Bloomberg BVAL is unchanged: 2.24% in 2023 and 2.24% in 2024. The five-year at 2.23%, the 10-year at 2.53% and the 30-year at 3.24% at 4 p.m.

Treasuries were firmer.

The two-year UST was yielding 3.374% (-2), the three-year was at 3.371% (-2), the five-year at 3.160% (-7), the seven-year 3.122% (-7), the 10-year yielding 3.030% (-8), the 20-year at 3.462% (-9) and the 30-year Treasury was yielding 3.241% (-7) at the close.

Mutual fund details
Refinitiv Lipper reported $1.180 billion of outflows for the week ending Wednesday following $229.263 million of outflows the previous week.

Exchange-traded muni funds reported outflows of $472.054 million after outflows of $279.321 million in the previous week. Ex-ETFs, muni funds saw outflows of $707.565 million after inflows of $50.058 million in the prior week.

The four-week moving average was at negative $237.526 million from positive $116.502 million in the previous week.

Long-term muni bond funds had outflows of $1.030 billion in the latest week after outflows of $45.929 million in the previous week. Intermediate-term funds had inflows of $38.780 million after inflows of $96.987 million in the prior week.

National funds had outflows of $1.019 billion after outflows of $282.062 million the previous week while high-yield muni funds reported outflows of $166.572 million after inflows of $258.761 million the week prior.

NYC TFA sale redux
New York City Transitional Finance Authority officials said this week’s sale of $935 million of future tax-secured subordinate bonds was successful.

Proceeds from its $867 million negotiated issue of tax-exempt fixed-rate bonds and roughly $68 million of taxable fixed-rates will be used to refund certain outstanding bonds for savings.

During the retail order period for the tax-exempts, the TFA received over $343 million of orders, nearly all of which was usable. Final yields ranged from 2.20% in 2022 to 3.60% in 2038.

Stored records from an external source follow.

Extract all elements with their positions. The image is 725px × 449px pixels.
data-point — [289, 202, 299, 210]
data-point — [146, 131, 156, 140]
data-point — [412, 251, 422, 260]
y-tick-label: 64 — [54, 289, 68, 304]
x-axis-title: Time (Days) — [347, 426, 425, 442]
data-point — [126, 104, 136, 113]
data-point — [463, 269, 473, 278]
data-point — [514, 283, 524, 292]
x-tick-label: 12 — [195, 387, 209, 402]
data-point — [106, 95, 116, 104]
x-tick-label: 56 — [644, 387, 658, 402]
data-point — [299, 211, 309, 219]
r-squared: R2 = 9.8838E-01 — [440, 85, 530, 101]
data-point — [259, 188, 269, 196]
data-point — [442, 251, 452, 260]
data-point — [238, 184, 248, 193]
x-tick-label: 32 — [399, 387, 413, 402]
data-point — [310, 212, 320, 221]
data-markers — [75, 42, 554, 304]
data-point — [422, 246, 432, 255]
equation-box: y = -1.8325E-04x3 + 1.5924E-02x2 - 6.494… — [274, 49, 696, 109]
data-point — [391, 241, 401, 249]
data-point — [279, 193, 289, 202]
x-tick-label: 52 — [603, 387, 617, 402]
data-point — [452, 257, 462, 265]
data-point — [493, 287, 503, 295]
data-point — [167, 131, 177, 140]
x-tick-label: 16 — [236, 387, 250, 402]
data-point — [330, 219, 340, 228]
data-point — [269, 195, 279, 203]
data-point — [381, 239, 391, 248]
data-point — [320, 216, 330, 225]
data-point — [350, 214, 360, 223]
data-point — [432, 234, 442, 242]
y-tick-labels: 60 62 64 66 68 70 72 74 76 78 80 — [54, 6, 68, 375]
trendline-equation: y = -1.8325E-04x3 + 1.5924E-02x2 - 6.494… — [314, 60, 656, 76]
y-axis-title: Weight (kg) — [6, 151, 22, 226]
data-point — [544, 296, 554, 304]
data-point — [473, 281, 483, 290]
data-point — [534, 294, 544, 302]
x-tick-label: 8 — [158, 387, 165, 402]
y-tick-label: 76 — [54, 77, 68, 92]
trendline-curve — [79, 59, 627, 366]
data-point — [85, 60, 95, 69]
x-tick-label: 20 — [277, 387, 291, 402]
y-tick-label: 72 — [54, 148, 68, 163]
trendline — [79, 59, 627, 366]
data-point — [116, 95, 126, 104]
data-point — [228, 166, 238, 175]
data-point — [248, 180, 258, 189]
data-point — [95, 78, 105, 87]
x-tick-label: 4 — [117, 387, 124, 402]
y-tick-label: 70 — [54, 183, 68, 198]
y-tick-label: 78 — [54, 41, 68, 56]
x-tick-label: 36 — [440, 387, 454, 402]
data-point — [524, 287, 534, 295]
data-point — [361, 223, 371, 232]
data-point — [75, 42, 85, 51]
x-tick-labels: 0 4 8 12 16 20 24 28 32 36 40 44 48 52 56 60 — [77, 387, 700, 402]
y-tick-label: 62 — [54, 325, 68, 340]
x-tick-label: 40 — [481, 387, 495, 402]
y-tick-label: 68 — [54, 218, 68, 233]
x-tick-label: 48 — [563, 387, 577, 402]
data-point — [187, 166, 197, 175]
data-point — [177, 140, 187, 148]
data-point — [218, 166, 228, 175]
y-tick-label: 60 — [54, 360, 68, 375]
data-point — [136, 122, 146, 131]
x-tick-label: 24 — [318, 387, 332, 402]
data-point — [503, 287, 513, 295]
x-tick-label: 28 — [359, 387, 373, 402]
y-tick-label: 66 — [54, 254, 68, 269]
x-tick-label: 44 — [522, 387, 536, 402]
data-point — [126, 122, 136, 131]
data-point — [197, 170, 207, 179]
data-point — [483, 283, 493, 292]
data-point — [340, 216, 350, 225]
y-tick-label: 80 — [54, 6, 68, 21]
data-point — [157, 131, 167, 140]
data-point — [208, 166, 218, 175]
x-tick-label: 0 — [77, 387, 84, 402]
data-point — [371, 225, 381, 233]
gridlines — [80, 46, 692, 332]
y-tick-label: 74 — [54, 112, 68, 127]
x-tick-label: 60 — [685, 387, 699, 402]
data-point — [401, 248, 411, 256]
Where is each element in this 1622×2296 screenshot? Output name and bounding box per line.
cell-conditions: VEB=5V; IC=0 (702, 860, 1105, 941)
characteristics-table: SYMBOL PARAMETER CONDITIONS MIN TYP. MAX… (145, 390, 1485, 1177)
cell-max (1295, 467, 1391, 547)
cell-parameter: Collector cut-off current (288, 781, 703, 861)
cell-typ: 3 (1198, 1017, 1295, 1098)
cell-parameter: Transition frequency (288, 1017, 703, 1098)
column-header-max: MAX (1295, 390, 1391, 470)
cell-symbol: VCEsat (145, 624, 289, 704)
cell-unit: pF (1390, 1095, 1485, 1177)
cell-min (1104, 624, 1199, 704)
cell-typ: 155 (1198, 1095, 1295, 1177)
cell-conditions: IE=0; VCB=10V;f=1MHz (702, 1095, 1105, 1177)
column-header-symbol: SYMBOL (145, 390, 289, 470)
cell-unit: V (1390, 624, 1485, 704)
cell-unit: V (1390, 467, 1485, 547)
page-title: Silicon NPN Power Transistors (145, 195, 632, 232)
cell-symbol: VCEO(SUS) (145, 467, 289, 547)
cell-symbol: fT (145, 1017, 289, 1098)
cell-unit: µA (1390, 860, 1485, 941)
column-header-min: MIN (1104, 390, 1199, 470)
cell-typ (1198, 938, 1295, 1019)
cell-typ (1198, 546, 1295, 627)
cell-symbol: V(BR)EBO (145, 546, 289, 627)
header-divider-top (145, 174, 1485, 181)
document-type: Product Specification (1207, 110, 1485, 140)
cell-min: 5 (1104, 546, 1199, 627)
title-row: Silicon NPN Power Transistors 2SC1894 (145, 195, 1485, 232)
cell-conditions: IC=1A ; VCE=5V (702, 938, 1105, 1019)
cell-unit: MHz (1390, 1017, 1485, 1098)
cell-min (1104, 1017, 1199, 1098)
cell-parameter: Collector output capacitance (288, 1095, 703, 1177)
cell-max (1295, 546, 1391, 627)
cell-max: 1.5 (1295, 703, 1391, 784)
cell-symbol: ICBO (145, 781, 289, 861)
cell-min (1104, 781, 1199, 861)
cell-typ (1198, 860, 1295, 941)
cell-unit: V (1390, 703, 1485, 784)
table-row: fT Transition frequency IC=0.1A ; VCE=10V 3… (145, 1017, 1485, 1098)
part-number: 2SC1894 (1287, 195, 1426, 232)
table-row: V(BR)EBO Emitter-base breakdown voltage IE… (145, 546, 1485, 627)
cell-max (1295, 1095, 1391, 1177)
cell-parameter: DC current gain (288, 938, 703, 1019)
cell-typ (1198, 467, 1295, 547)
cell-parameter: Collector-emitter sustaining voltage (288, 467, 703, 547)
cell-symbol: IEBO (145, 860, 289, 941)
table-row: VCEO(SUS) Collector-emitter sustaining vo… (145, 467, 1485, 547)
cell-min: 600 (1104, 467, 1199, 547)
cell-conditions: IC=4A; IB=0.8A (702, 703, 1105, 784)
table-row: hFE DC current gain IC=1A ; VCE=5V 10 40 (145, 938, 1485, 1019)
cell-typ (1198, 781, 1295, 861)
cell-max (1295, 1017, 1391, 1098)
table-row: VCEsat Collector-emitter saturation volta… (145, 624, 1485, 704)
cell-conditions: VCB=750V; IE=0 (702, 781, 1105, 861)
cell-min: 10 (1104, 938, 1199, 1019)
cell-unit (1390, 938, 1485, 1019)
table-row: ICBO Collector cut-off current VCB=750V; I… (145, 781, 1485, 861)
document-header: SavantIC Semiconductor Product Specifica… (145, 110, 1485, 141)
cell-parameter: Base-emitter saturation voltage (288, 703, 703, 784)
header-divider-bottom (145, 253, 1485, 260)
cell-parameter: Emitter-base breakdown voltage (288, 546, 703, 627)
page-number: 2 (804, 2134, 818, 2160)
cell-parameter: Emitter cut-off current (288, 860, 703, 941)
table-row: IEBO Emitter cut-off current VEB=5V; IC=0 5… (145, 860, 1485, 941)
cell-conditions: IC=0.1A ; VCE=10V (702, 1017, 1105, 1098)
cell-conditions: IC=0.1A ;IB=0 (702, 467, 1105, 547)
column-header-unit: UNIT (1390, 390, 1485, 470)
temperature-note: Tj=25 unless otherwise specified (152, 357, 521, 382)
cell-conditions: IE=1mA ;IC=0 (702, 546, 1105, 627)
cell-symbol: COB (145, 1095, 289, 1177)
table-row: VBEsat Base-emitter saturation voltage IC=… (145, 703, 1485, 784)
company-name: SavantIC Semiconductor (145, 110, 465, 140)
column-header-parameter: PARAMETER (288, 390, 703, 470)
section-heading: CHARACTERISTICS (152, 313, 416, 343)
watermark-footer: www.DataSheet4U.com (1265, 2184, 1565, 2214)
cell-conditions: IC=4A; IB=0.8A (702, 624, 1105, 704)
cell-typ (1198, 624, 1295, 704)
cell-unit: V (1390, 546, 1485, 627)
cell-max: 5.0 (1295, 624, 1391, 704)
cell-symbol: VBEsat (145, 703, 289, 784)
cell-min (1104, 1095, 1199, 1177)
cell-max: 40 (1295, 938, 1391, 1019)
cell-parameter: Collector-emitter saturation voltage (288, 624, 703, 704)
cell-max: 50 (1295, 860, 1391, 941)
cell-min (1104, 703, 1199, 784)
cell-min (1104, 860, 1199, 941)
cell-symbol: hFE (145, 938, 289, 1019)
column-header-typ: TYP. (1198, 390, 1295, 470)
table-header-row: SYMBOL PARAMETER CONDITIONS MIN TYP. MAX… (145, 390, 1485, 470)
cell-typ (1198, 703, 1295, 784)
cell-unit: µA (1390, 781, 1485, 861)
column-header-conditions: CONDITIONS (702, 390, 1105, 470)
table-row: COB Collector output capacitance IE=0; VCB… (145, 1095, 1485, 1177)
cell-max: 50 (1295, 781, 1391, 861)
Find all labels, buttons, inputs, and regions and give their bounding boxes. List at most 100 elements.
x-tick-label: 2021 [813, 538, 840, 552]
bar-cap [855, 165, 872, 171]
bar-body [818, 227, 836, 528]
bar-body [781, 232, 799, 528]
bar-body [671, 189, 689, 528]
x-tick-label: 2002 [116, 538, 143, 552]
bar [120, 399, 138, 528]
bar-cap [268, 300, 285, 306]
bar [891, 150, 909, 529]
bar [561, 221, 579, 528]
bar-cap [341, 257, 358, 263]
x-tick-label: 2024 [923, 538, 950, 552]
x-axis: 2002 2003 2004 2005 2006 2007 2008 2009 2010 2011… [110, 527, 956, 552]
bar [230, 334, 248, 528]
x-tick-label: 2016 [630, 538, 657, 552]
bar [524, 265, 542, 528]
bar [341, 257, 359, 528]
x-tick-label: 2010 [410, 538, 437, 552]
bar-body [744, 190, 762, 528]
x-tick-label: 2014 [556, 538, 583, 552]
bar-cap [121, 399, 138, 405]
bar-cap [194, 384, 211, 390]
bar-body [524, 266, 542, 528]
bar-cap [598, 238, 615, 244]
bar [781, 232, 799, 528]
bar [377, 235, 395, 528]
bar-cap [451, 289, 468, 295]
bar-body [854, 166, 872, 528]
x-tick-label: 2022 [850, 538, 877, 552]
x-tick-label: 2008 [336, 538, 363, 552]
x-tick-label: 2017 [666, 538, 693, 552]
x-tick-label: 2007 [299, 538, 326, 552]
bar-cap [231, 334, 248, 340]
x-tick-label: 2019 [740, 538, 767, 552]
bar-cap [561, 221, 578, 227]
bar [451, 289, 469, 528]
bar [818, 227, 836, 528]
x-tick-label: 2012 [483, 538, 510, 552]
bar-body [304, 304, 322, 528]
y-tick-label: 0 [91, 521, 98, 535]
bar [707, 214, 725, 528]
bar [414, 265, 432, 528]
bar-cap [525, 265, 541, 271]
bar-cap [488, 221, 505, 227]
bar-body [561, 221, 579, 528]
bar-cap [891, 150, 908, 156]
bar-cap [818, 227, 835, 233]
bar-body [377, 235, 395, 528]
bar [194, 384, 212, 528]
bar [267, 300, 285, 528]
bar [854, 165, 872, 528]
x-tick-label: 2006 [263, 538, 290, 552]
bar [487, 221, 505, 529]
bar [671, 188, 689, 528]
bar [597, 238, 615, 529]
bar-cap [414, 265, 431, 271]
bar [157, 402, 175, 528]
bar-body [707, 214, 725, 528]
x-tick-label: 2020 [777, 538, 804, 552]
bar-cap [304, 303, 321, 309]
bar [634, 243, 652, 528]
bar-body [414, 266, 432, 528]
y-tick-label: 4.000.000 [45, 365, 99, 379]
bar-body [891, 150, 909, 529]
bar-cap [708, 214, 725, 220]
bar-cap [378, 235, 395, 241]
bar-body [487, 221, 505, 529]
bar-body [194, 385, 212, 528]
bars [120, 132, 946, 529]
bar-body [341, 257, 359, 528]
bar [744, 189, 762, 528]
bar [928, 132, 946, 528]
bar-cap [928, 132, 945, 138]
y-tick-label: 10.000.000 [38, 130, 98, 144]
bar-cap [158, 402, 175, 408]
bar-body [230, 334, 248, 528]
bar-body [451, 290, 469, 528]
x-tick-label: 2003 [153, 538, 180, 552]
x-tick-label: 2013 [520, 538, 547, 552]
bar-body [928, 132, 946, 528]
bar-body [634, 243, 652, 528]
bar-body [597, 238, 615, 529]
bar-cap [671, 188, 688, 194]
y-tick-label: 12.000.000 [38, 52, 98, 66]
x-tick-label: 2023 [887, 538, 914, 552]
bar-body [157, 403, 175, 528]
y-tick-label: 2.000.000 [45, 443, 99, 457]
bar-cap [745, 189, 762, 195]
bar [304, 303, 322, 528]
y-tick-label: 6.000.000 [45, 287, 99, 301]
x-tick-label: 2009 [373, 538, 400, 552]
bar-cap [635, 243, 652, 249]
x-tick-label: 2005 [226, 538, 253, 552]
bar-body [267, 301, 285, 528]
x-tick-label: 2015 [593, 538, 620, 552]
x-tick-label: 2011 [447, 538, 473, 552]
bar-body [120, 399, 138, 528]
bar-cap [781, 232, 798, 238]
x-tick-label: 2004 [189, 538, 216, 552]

The tax-exempt bonds were priced led by book-running lead manager Ramirez & Co. with Citigroup and Jefferies as co-senior managers.

The refunding will net about $97 million in total debt service savings, which is spread evenly across fiscal 2023 through 2026.

TFA also competitively sold around $68 million of taxables. Out of 10 bidders, RBC Capital Markets won the deal with a true interest cost of 3.554%.

Chip Barnett contributed to this story.